Ford Tri-Motor plane

The 1928 Ford Tri-Motor will be on display at the Hastings Municipal Airport June 13-16 and available for flights most of that time.

Highlighting recent improvements at the Hastings Municipal Airport, the local chapter of the Experimental Aircraft Association is bringing in a 91-year-old airliner, with the opportunity for public rides, as part of a series of activities on June 13-16.

Hastings EAA Chapter 544, along with the Hastings Airport Association and the city of Hastings, will play host to an open house and fly-in breakfast at the airport. The event is open to the public and will offer the public a close-up look at the airport, aircraft flying-in and rides on the 1928 Ford Tri-Motor plane nicknamed “The Tin Goose.”

Events begin 5 p.m., Thursday, June 13 with a Chamber After Hours organized at the airport by the Hastings Area Chamber of Commerce. The Ford Tri-Motor will be on display then.

The Chamber After Hours includes a ribbon cutting for Meyers Aerial Service, which took over fixed base operator duties at the airport earlier this year.

“The airport has a lot of positive momentum right now,” event chair Aaron Schardt said. “We’ve got the new FBO over there, who’s just starting up, they’ve brought fuel trucks. They brought in all the stuff to make it a full service airport.”

There has been a lot of positive local feedback about the airport’s new fixed base operator. Schardt said events like the fly-in will help spread the word outside of the Hastings aviation community.

“Word’s got to get out,” he said. “It’ll take a while, I think, for those guys to get the word out that you can come to Hastings and you can get fuel now and you can have that service level that maybe we didn’t have before.”

Public flights take place 9 a.m. to 5 p.m., on June 14-16 — Friday, Saturday and Sunday.

Tickets can be purchased at or at

A fly-in pancake breakfast and airport open house, organized by the Hastings Airport Association and Experimental Aircraft Association, will take place 7-11 a.m., Saturday.
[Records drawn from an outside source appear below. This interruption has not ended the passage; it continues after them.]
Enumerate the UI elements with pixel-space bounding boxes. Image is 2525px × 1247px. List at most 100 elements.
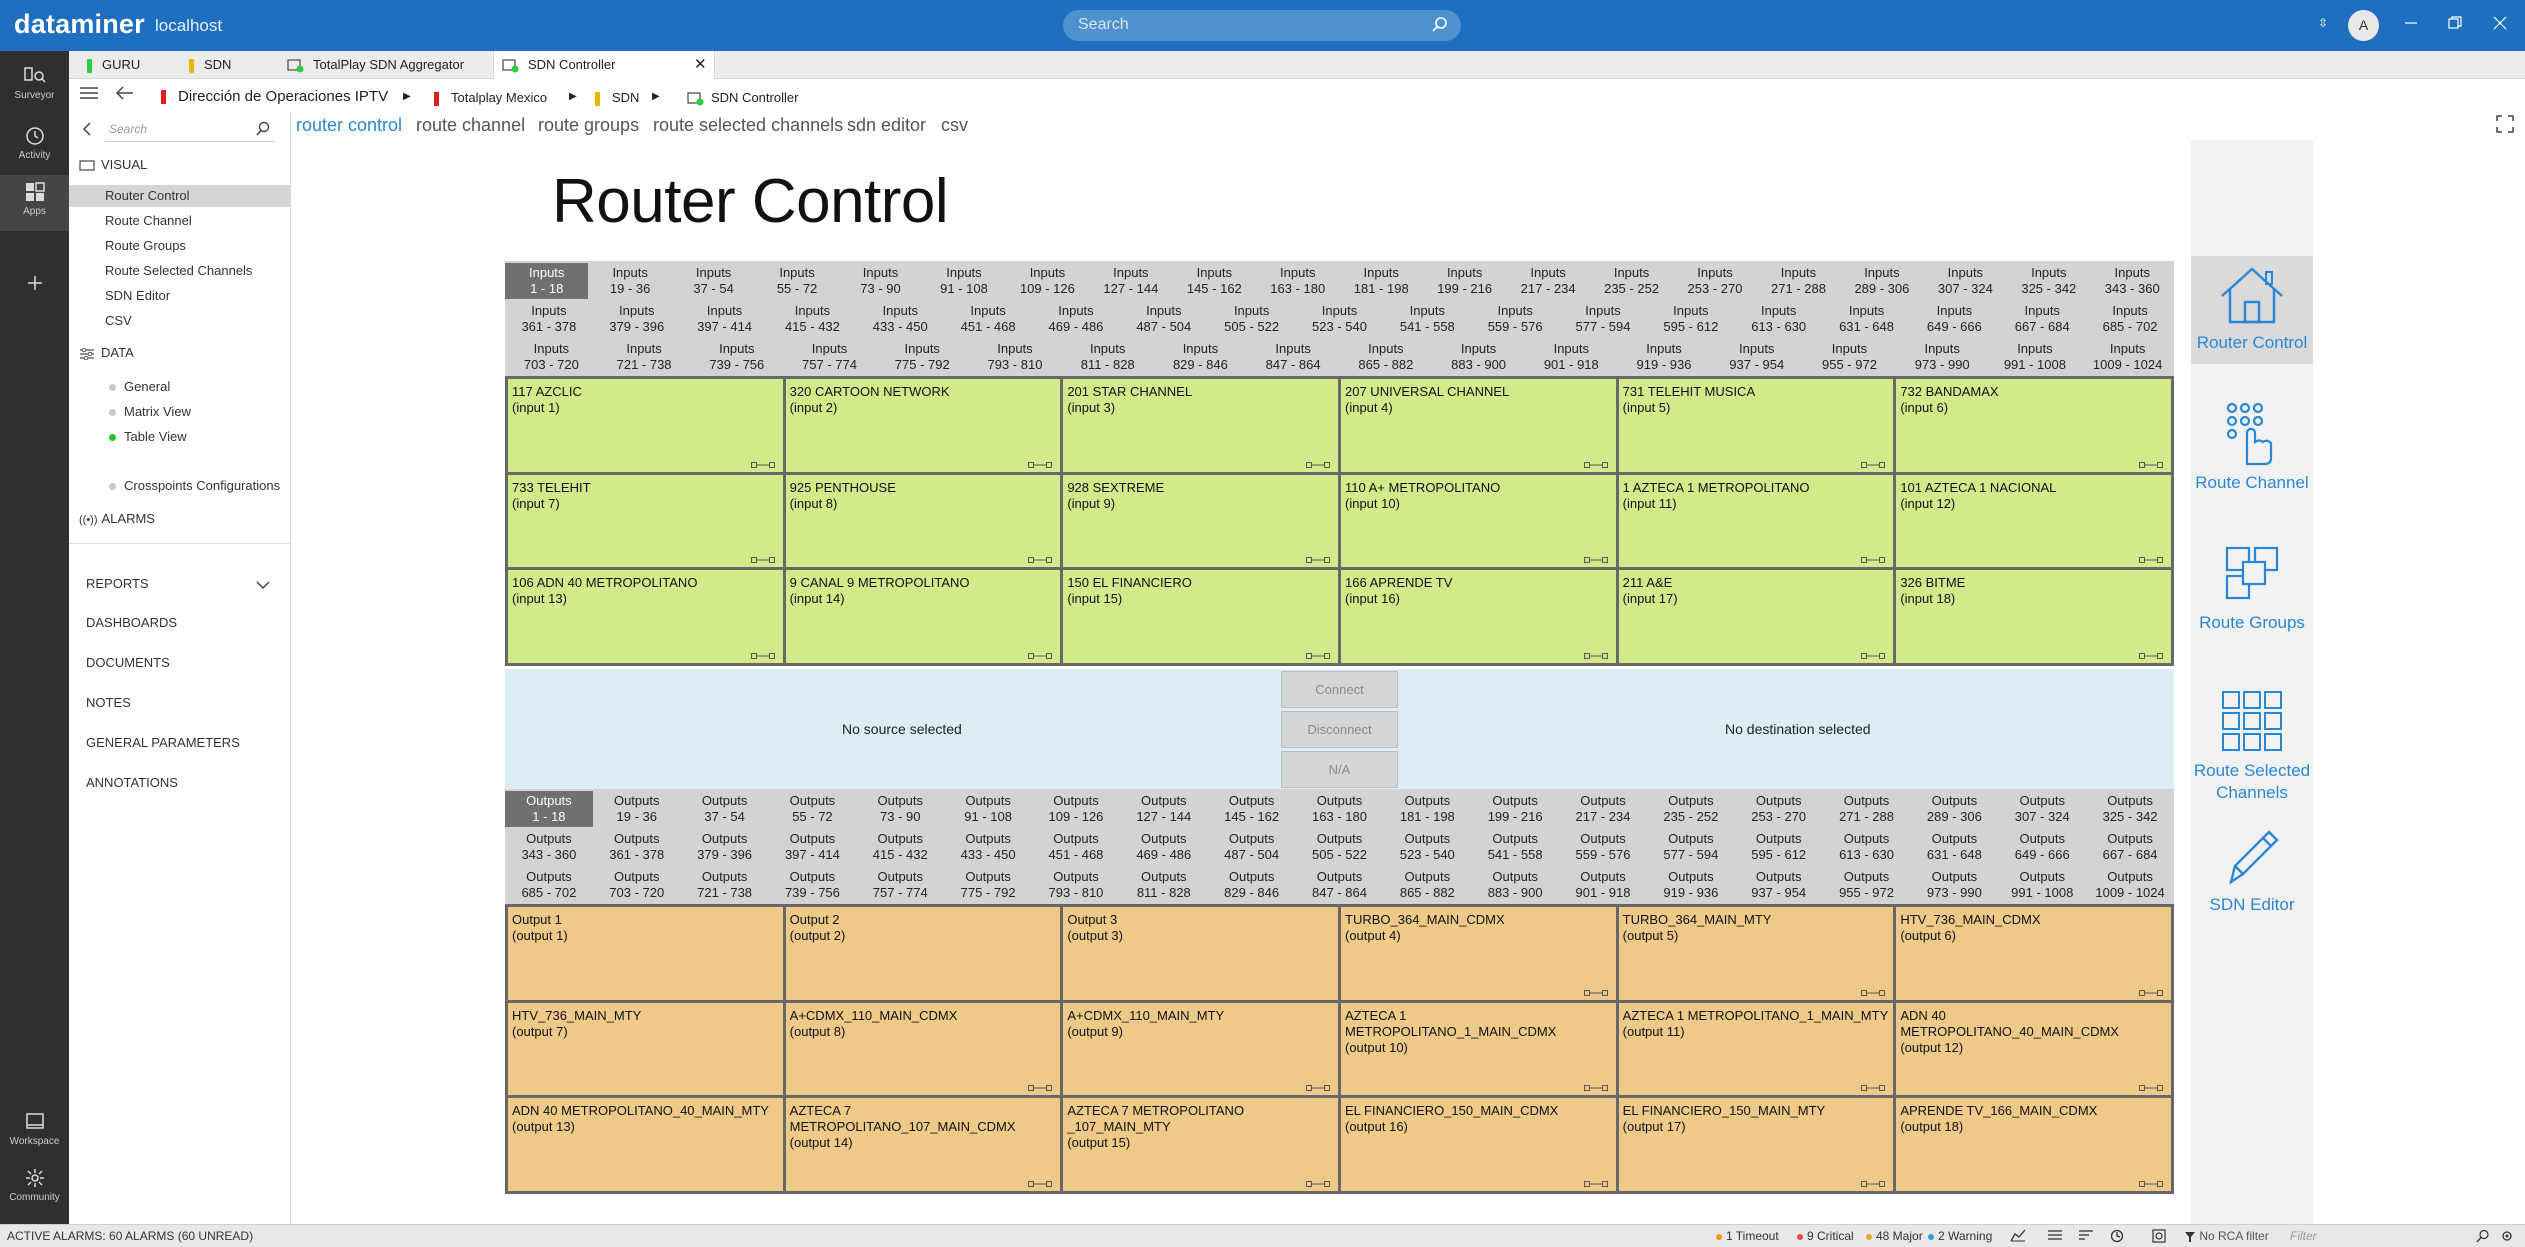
output-range-541-558[interactable]: Outputs 541 - 558 (1471, 829, 1559, 865)
breadcrumb-item[interactable]: Dirección de Operaciones IPTV (161, 88, 388, 105)
sidebar-item-route-groups[interactable]: Route Groups (105, 238, 186, 253)
tab-route-selected-channels[interactable]: route selected channels (653, 115, 844, 135)
tab-sdn-editor[interactable]: sdn editor (847, 115, 927, 135)
output-card[interactable]: ADN 40 METROPOLITANO_40_MAIN_MTY (output … (508, 1098, 783, 1191)
output-range-991-1008[interactable]: Outputs 991 - 1008 (1998, 867, 2086, 903)
clock-icon[interactable] (2110, 1229, 2124, 1246)
sidebar-alarms[interactable]: ((•)) ALARMS (79, 511, 155, 526)
sidebar-item-csv[interactable]: CSV (105, 313, 132, 328)
input-range-361-378[interactable]: Inputs 361 - 378 (505, 301, 593, 337)
output-range-739-756[interactable]: Outputs 739 - 756 (769, 867, 857, 903)
output-range-1009-1024[interactable]: Outputs 1009 - 1024 (2086, 867, 2174, 903)
input-card[interactable]: 106 ADN 40 METROPOLITANO (input 13) (508, 570, 783, 663)
sidebar-documents[interactable]: DOCUMENTS (86, 655, 170, 670)
chevron-down-icon[interactable] (255, 577, 271, 595)
output-card[interactable]: A+CDMX_110_MAIN_MTY (output 9) (1063, 1002, 1338, 1096)
sidebar-general-parameters[interactable]: GENERAL PARAMETERS (86, 735, 240, 750)
input-range-919-936[interactable]: Inputs 919 - 936 (1618, 339, 1711, 375)
connect-button[interactable]: Connect (1281, 671, 1398, 708)
sidebar-reports[interactable]: REPORTS (86, 576, 149, 591)
breadcrumb-item[interactable]: Totalplay Mexico (434, 90, 547, 106)
output-range-361-378[interactable]: Outputs 361 - 378 (593, 829, 681, 865)
tab-csv[interactable]: csv (941, 115, 968, 135)
sidebar-notes[interactable]: NOTES (86, 695, 131, 710)
input-range-559-576[interactable]: Inputs 559 - 576 (1471, 301, 1559, 337)
output-range-91-108[interactable]: Outputs 91 - 108 (944, 791, 1032, 827)
input-range-991-1008[interactable]: Inputs 991 - 1008 (1989, 339, 2082, 375)
input-range-667-684[interactable]: Inputs 667 - 684 (1998, 301, 2086, 337)
input-range-1-18[interactable]: Inputs 1 - 18 (505, 263, 589, 299)
input-card[interactable]: 732 BANDAMAX (input 6) (1896, 379, 2171, 472)
global-search[interactable]: Search (1063, 10, 1461, 41)
output-range-19-36[interactable]: Outputs 19 - 36 (593, 791, 681, 827)
input-range-289-306[interactable]: Inputs 289 - 306 (1840, 263, 1923, 299)
input-range-127-144[interactable]: Inputs 127 - 144 (1089, 263, 1172, 299)
output-card[interactable]: Output 2 (output 2) (785, 907, 1061, 1000)
input-range-145-162[interactable]: Inputs 145 - 162 (1173, 263, 1256, 299)
menu-icon[interactable] (79, 85, 99, 105)
input-range-451-468[interactable]: Inputs 451 - 468 (944, 301, 1032, 337)
output-range-325-342[interactable]: Outputs 325 - 342 (2086, 791, 2174, 827)
input-range-397-414[interactable]: Inputs 397 - 414 (681, 301, 769, 337)
input-card[interactable]: 207 UNIVERSAL CHANNEL (input 4) (1341, 379, 1616, 472)
output-range-109-126[interactable]: Outputs 109 - 126 (1032, 791, 1120, 827)
input-range-469-486[interactable]: Inputs 469 - 486 (1032, 301, 1120, 337)
input-range-775-792[interactable]: Inputs 775 - 792 (876, 339, 969, 375)
quick-route-selected-channels[interactable]: Route Selected Channels (2191, 688, 2313, 818)
rail-surveyor[interactable]: Surveyor (0, 61, 69, 111)
quick-route-groups[interactable]: Route Groups (2191, 544, 2313, 652)
input-range-343-360[interactable]: Inputs 343 - 360 (2091, 263, 2174, 299)
input-range-109-126[interactable]: Inputs 109 - 126 (1006, 263, 1089, 299)
output-range-145-162[interactable]: Outputs 145 - 162 (1208, 791, 1296, 827)
sidebar-data-header[interactable]: DATA (79, 345, 134, 360)
input-range-685-702[interactable]: Inputs 685 - 702 (2086, 301, 2174, 337)
input-range-865-882[interactable]: Inputs 865 - 882 (1340, 339, 1433, 375)
input-range-613-630[interactable]: Inputs 613 - 630 (1735, 301, 1823, 337)
input-card[interactable]: 320 CARTOON NETWORK (input 2) (785, 379, 1061, 472)
output-range-613-630[interactable]: Outputs 613 - 630 (1823, 829, 1911, 865)
quick-route-channel[interactable]: Route Channel (2191, 400, 2313, 508)
sidebar-item-sdn-editor[interactable]: SDN Editor (105, 288, 170, 303)
collapse-left-icon[interactable] (81, 121, 93, 142)
list-icon[interactable] (2047, 1229, 2063, 1245)
output-range-685-702[interactable]: Outputs 685 - 702 (505, 867, 593, 903)
sidebar-dashboards[interactable]: DASHBOARDS (86, 615, 177, 630)
output-range-703-720[interactable]: Outputs 703 - 720 (593, 867, 681, 903)
input-card[interactable]: 166 APRENDE TV (input 16) (1341, 570, 1616, 663)
input-range-829-846[interactable]: Inputs 829 - 846 (1154, 339, 1247, 375)
input-range-523-540[interactable]: Inputs 523 - 540 (1296, 301, 1384, 337)
tab-sdn[interactable]: SDN (181, 51, 281, 79)
input-range-271-288[interactable]: Inputs 271 - 288 (1757, 263, 1840, 299)
output-card[interactable]: TURBO_364_MAIN_CDMX (output 4) (1341, 907, 1616, 1000)
rail-add[interactable] (0, 273, 69, 303)
output-range-235-252[interactable]: Outputs 235 - 252 (1647, 791, 1735, 827)
sidebar-item-router-control[interactable]: Router Control (69, 185, 290, 207)
rail-activity[interactable]: Activity (0, 121, 69, 171)
output-range-343-360[interactable]: Outputs 343 - 360 (505, 829, 593, 865)
input-range-973-990[interactable]: Inputs 973 - 990 (1896, 339, 1989, 375)
input-range-433-450[interactable]: Inputs 433 - 450 (856, 301, 944, 337)
output-range-415-432[interactable]: Outputs 415 - 432 (856, 829, 944, 865)
trend-icon[interactable] (2010, 1229, 2026, 1245)
sidebar-item-route-selected-channels[interactable]: Route Selected Channels (105, 263, 252, 278)
output-range-973-990[interactable]: Outputs 973 - 990 (1910, 867, 1998, 903)
sidebar-annotations[interactable]: ANNOTATIONS (86, 775, 178, 790)
output-card[interactable]: ADN 40 METROPOLITANO_40_MAIN_CDMX (output… (1896, 1002, 2171, 1096)
sidebar-item-route-channel[interactable]: Route Channel (105, 213, 192, 228)
input-range-883-900[interactable]: Inputs 883 - 900 (1432, 339, 1525, 375)
output-range-883-900[interactable]: Outputs 883 - 900 (1471, 867, 1559, 903)
output-range-901-918[interactable]: Outputs 901 - 918 (1559, 867, 1647, 903)
output-range-595-612[interactable]: Outputs 595 - 612 (1735, 829, 1823, 865)
tab-close-icon[interactable]: ✕ (694, 56, 707, 73)
input-range-631-648[interactable]: Inputs 631 - 648 (1823, 301, 1911, 337)
input-range-73-90[interactable]: Inputs 73 - 90 (839, 263, 922, 299)
input-card[interactable]: 925 PENTHOUSE (input 8) (785, 474, 1061, 568)
output-range-37-54[interactable]: Outputs 37 - 54 (681, 791, 769, 827)
output-range-955-972[interactable]: Outputs 955 - 972 (1823, 867, 1911, 903)
output-range-811-828[interactable]: Outputs 811 - 828 (1120, 867, 1208, 903)
disconnect-button[interactable]: Disconnect (1281, 711, 1398, 748)
output-card[interactable]: AZTECA 7 METROPOLITANO_107_MAIN_CDMX (out… (785, 1098, 1061, 1191)
back-arrow-icon[interactable] (115, 85, 135, 105)
input-card[interactable]: 211 A&E (input 17) (1618, 570, 1894, 663)
output-card[interactable]: HTV_736_MAIN_MTY (output 7) (508, 1002, 783, 1096)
Schardt said the fly-in breakfast provides the public with the opportunity to see the airplanes, talk to the pilots and learn about aviation.

“It helps promote and garner understanding of the aviation assets Hastings has,” he said.

Both Hastings EAA Chapter 544 and the Hastings Airport Association have the goal of promoting and advocating for the Hastings Municipal Airport.

“The more people you get out to the airport, the more people realize what an asset it is to the community,” Schardt said. “This is kind of a neat way to get the public out to the airport for more than just to see a passing-by airplane. It becomes a destination stop.”

Hastings EAA Chapter 544 applied about two years ago for the opportunity to play host to the 1928 Ford Tri-Motor.

“Our number came up and they finally said ‘Yeah, we’re going to come through the Midwest in this time frame,’ ” Schardt said. “It worked out that we’re getting it over Father’s Day.”

He said the Ford Tri-Motor was the first airliner and there are just a few left.

“It’s back when everybody dressed up to get on the airplane and go somewhere,’ he said. “It was a big deal. This is cool to have and relive that golden age of aviation.”

The plane, which is made of corrugated metal and Schardt described as looking like a grain bin, has big seats.

“It’s big, it’s boxy,” he said. “It’s not necessarily streamlined like a modern airplane, but it was the luxury of the day.”

Strong public participation with the Ford Tri-Motor flights could be rewarding for Hastings in the future.

The Experimental Aircraft Association also tours a B-17 bomber.

“I think if we have a good showing here with the Tri-Motor maybe some day we’ll get the bomber,” Schardt said.